Dual-Class Shares: The Fear of Missing Out?
The fear of missing out (FOMO) typically refers to the uneasiness that one is not “in-the-know” or is “out of touch” with some social events, experiences, and interactions. Recently, FOMO appears increasingly prevalent in the financial industry too, particularly in markets in Asia that are actively considering allowing companies with dual-class shares (DCS), or differentiated voting rights, to list. Proponents of such structures crow about the benefits these IPOs would bring: attracting listings of high-growth technology companies, allowing investors to participate in such growth, and bringing businesses to intermediaries and stock exchanges¾what is not to like about DCS? No one wants to miss out on the next Alibaba, Google or Facebook, right?
Through conferring super voting rights to certain share classes, DCS structures allow founders and insiders to retain control of their companies, despite successive rounds of dilutive equity fund raisings, thus creating a gap between equity ownership and control. This gap (often referred to as the wedge) can be problematic: controlling shareholders are protected from the disciplinary forces of the market, leading to reduced levels of accountability and entrenchment risks. Since their equity holding is low, even if they make bad decisions and mismanage the company, their “pain” is limited. Thus, DCS structures are typically associated with lower corporate governance standards and an erosion of shareholder rights.

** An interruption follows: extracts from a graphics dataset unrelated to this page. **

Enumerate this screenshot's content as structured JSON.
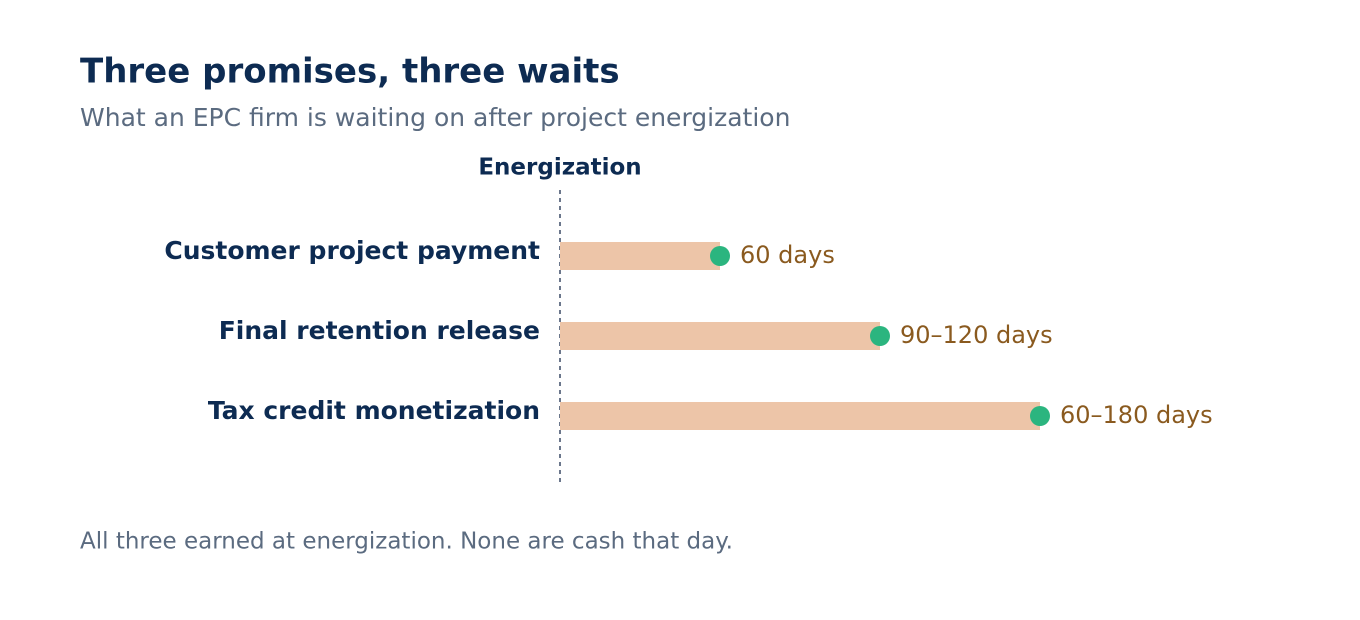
{
  "chart_data": {
    "type": "bar",
    "orientation": "horizontal",
    "title": "Three promises, three waits",
    "subtitle": "What an EPC firm is waiting on after project energization",
    "annotation": "Energization",
    "footnote": "All three earned at energization. None are cash that day.",
    "categories": [
      "Customer project payment",
      "Final retention release",
      "Tax credit monetization"
    ],
    "values": [
      60,
      120,
      180
    ],
    "value_labels": [
      "60 days",
      "90–120 days",
      "60–180 days"
    ],
    "xlim": [
      0,
      180
    ],
    "color": "#edc5a8",
    "marker_color": "#2bb57f"
  }
}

Authorities in India have spent a great deal of time and effort in improving corporate governance, and much progress has been made in the area. Further, Securities and Exchange Board of India (SEBI) is reportedly looking to publish a stewardship code for institutional investors, creating a framework for them to engage with investee companies, thereby raising corporate governance standards. Allowing DCS structures to proliferate may send the wrong signals to the market regarding India’s determination in sustaining this momentum, just as this work reaches a critical juncture with the implementation of the Kotak recommendations. Investors will justifiably question if their rights will be upheld and if India is indeed a desirable destination for deploying their long-term capital.
In the recently published 2018 OECD Equity Market Review for Asia, for the 10 years ending in 2017, the top five jurisdictions by number of nonfinancial company IPOs were China, the US, Australia, India, and Korea. Of this list, DCS structures are most common in the US, but neither China, Australia, nor Korea allows it, and yet that hasn’t stopped these markets from being large and significant IPO markets over the last decade. Granted, public capital formation is taking place at a much higher rate in developing markets, but even for a developed market such as Australia, their adherence to one-share, one-vote has not diminished its attractions as a listing venue. As a matter of fact, Australia has won a number of cross-border technology IPOs in the last few years (including ones from Singapore, New Zealand, the US and Israel)¾ issuers like it for its deep pensions pool and sophisticated investor and analyst community, as well as its clear, transparent regulatory framework. This highlights an argument we have been making all along: there are many factors contributing to the selection of a listing venue, and DCS is not the silver bullet that will provide a sustainable competitive advantage.
Against this backdrop, why are markets still actively considering DCS? Perhaps it is a reaction to FOMO. As the equity bull market draws to end and the liquidity cycle turns, it will be interesting to see if the FOMO fever abates.